In American Institute for Foreign Study, Inc. v. Fernandez-Jimenez, the First Circuit recently affirmed a preliminary injunction enjoining class arbitration because, while the agreement required the parties to arbitrate their disputes, it did not authorize class arbitration.

An au pair from Spain filed a class arbitration demand against the entity that placed her with a host family in the United States (“the Institute”).  In turn, the Institute filed an action in federal court seeking to enjoin class arbitration. The district court granted a preliminary injunction in favor of the Institute. The au pair appealed.

The parties’ relationship is governed by an agreement that requires them to arbitrate their disputes. The arbitration clause makes no reference to class arbitration. Class arbitration, however, is mentioned in the waiver clause, whereby each party waives the right to bring “claims, either in an individual capacity or as a member of any class action, by any means and in any forum other than arbitration conducted by the American Arbitration Association [“AAA”].”

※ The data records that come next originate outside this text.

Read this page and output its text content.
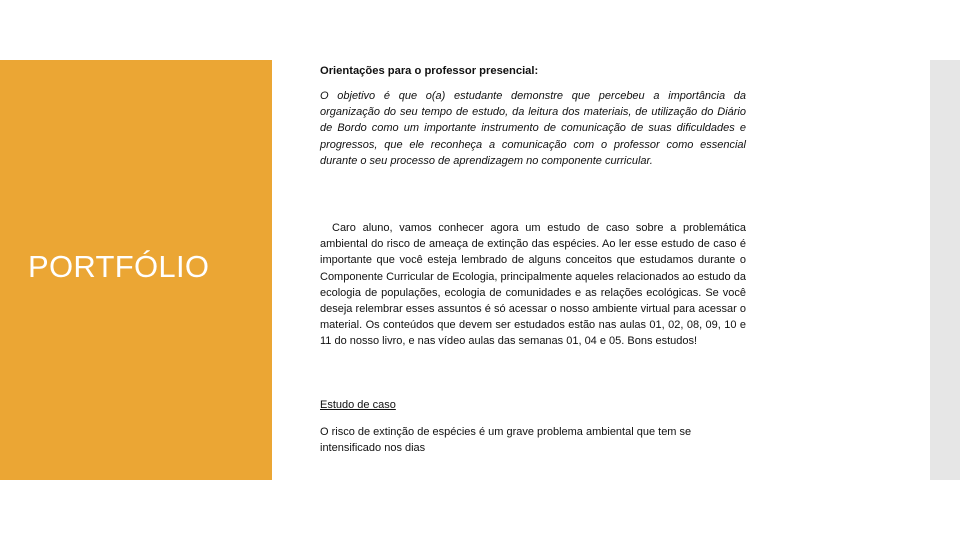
PORTFÓLIO
Orientações para o professor presencial:
O objetivo é que o(a) estudante demonstre que percebeu a importância da organização do seu tempo de estudo, da leitura dos materiais, de utilização do Diário de Bordo como um importante instrumento de comunicação de suas dificuldades e progressos, que ele reconheça a comunicação com o professor como essencial durante o seu processo de aprendizagem no componente curricular.
Caro aluno, vamos conhecer agora um estudo de caso sobre a problemática ambiental do risco de ameaça de extinção das espécies. Ao ler esse estudo de caso é importante que você esteja lembrado de alguns conceitos que estudamos durante o Componente Curricular de Ecologia, principalmente aqueles relacionados ao estudo da ecologia de populações, ecologia de comunidades e as relações ecológicas. Se você deseja relembrar esses assuntos é só acessar o nosso ambiente virtual para acessar o material. Os conteúdos que devem ser estudados estão nas aulas 01, 02, 08, 09, 10 e 11 do nosso livro, e nas vídeo aulas das semanas 01, 04 e 05. Bons estudos!
Estudo de caso
O risco de extinção de espécies é um grave problema ambiental que tem se intensificado nos dias
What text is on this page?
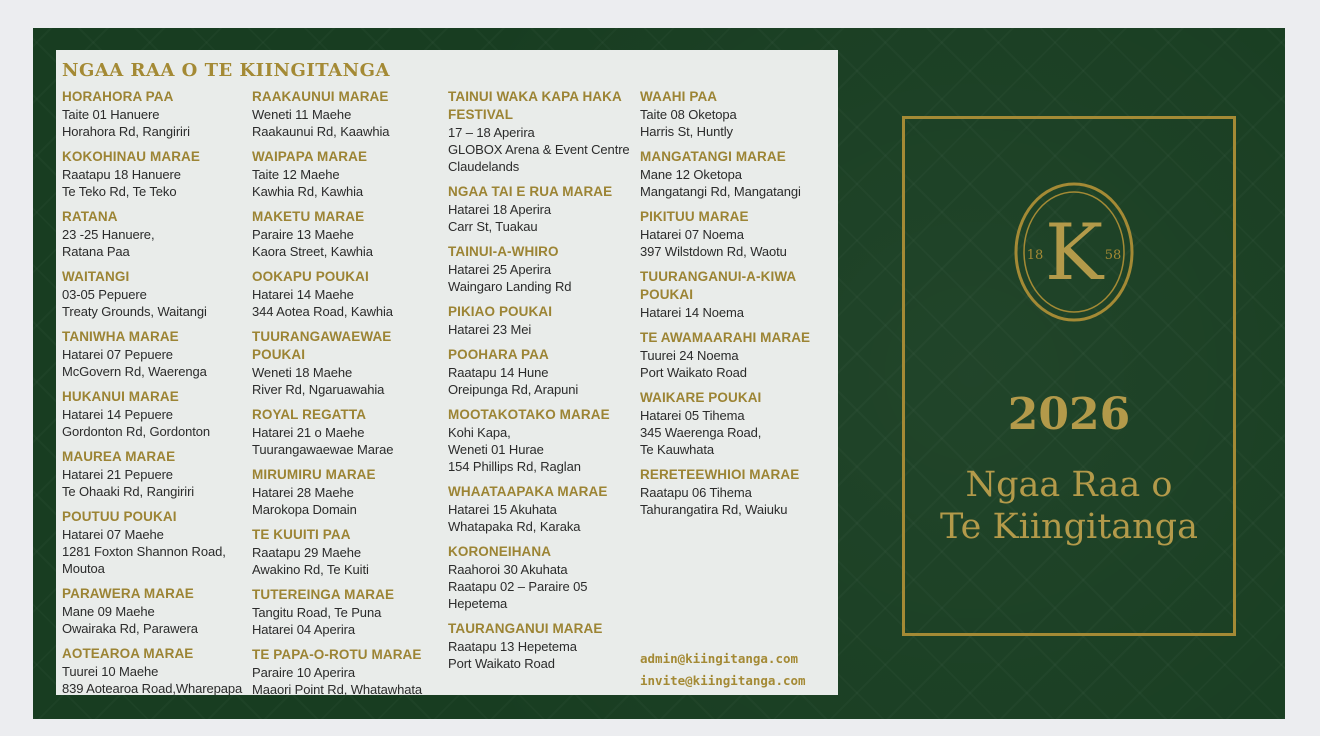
NGAA RAA O TE KIINGITANGA
HORAHORA PAA
Taite 01 Hanuere
Horahora Rd, Rangiriri
KOKOHINAU MARAE
Raatapu 18 Hanuere
Te Teko Rd, Te Teko
RATANA
23 -25 Hanuere,
Ratana Paa
WAITANGI
03-05 Pepuere
Treaty Grounds, Waitangi
TANIWHA MARAE
Hatarei 07 Pepuere
McGovern Rd, Waerenga
HUKANUI MARAE
Hatarei 14 Pepuere
Gordonton Rd, Gordonton
MAUREA MARAE
Hatarei 21 Pepuere
Te Ohaaki Rd, Rangiriri
POUTUU POUKAI
Hatarei 07 Maehe
1281 Foxton Shannon Road,
Moutoa
PARAWERA MARAE
Mane 09 Maehe
Owairaka Rd, Parawera
AOTEAROA MARAE
Tuurei 10 Maehe
839 Aotearoa Road,Wharepapa
RAAKAUNUI MARAE
Weneti 11 Maehe
Raakaunui Rd, Kaawhia
WAIPAPA MARAE
Taite 12 Maehe
Kawhia Rd, Kawhia
MAKETU MARAE
Paraire 13 Maehe
Kaora Street, Kawhia
OOKAPU POUKAI
Hatarei 14 Maehe
344 Aotea Road, Kawhia
TUURANGAWAEWAE POUKAI
Weneti 18 Maehe
River Rd, Ngaruawahia
ROYAL REGATTA
Hatarei 21 o Maehe
Tuurangawaewae Marae
MIRUMIRU MARAE
Hatarei 28 Maehe
Marokopa Domain
TE KUUITI PAA
Raatapu 29 Maehe
Awakino Rd, Te Kuiti
TUTEREINGA MARAE
Tangitu Road, Te Puna
Hatarei 04 Aperira
TE PAPA-O-ROTU MARAE
Paraire 10 Aperira
Maaori Point Rd, Whatawhata
TAINUI WAKA KAPA HAKA FESTIVAL
17 – 18 Aperira
GLOBOX Arena & Event Centre
Claudelands
NGAA TAI E RUA MARAE
Hatarei 18 Aperira
Carr St, Tuakau
TAINUI-A-WHIRO
Hatarei 25 Aperira
Waingaro Landing Rd
PIKIAO POUKAI
Hatarei 23 Mei
POOHARA PAA
Raatapu 14 Hune
Oreipunga Rd, Arapuni
MOOTAKOTAKO MARAE
Kohi Kapa,
Weneti 01 Hurae
154 Phillips Rd, Raglan
WHAATAAPAKA MARAE
Hatarei 15 Akuhata
Whatapaka Rd, Karaka
KORONEIHANA
Raahoroi 30 Akuhata
Raatapu 02 – Paraire 05
Hepetema
TAURANGANUI MARAE
Raatapu 13 Hepetema
Port Waikato Road
WAAHI PAA
Taite 08 Oketopa
Harris St, Huntly
MANGATANGI MARAE
Mane 12 Oketopa
Mangatangi Rd, Mangatangi
PIKITUU MARAE
Hatarei 07 Noema
397 Wilstdown Rd, Waotu
TUURANGANUI-A-KIWA POUKAI
Hatarei 14 Noema
TE AWAMAARAHI MARAE
Tuurei 24 Noema
Port Waikato Road
WAIKARE POUKAI
Hatarei 05 Tihema
345 Waerenga Road,
Te Kauwhata
RERETEEWHIOI MARAE
Raatapu 06 Tihema
Tahurangatira Rd, Waiuku
admin@kiingitanga.com
invite@kiingitanga.com
K
18	58
2026
Ngaa Raa o
Te Kiingitanga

The au pair argued that the waiver clause only waives the right to raise a class claim in court and further reasoned that, by negative inference, the parties intended to preserve the right to arbitrate class action claims. The First Circuit disagreed. In doing so, the Court relied on the principle that arbitrators may only resolve disputes agreed upon by the parties. In interpretating an agreement, courts consider the intent of the parties in entering into the agreement. Because the arbitration clause was silent about class arbitration, the court concluded that the parties did not intend to authorize class arbitration.

Aside from its discussion regarding the interpretation of an arbitration clause, this decision offers a critical reminder that generally courts will not consider arguments that parties have failed to raise in a timely manner. In the footnotes, the Court noted that the au pair had waived twice any argument that the arbitrator should determine whether the agreement authorizes class arbitration by failing to raise that argument in her opening brief or to the District Court. Moreover, the Court refused to address the au pair’s argument, which was raised for the first time in her reply brief, that in adopting the AAA’s commercial rules the agreement implicitly authorized class arbitration under the AAA’s supplemental rules of class arbitration.

It is unclear whether the Court’s ruling would have been different had those arguments been timely raised. But one thing is clear: this decision is a cautionary tale for litigators.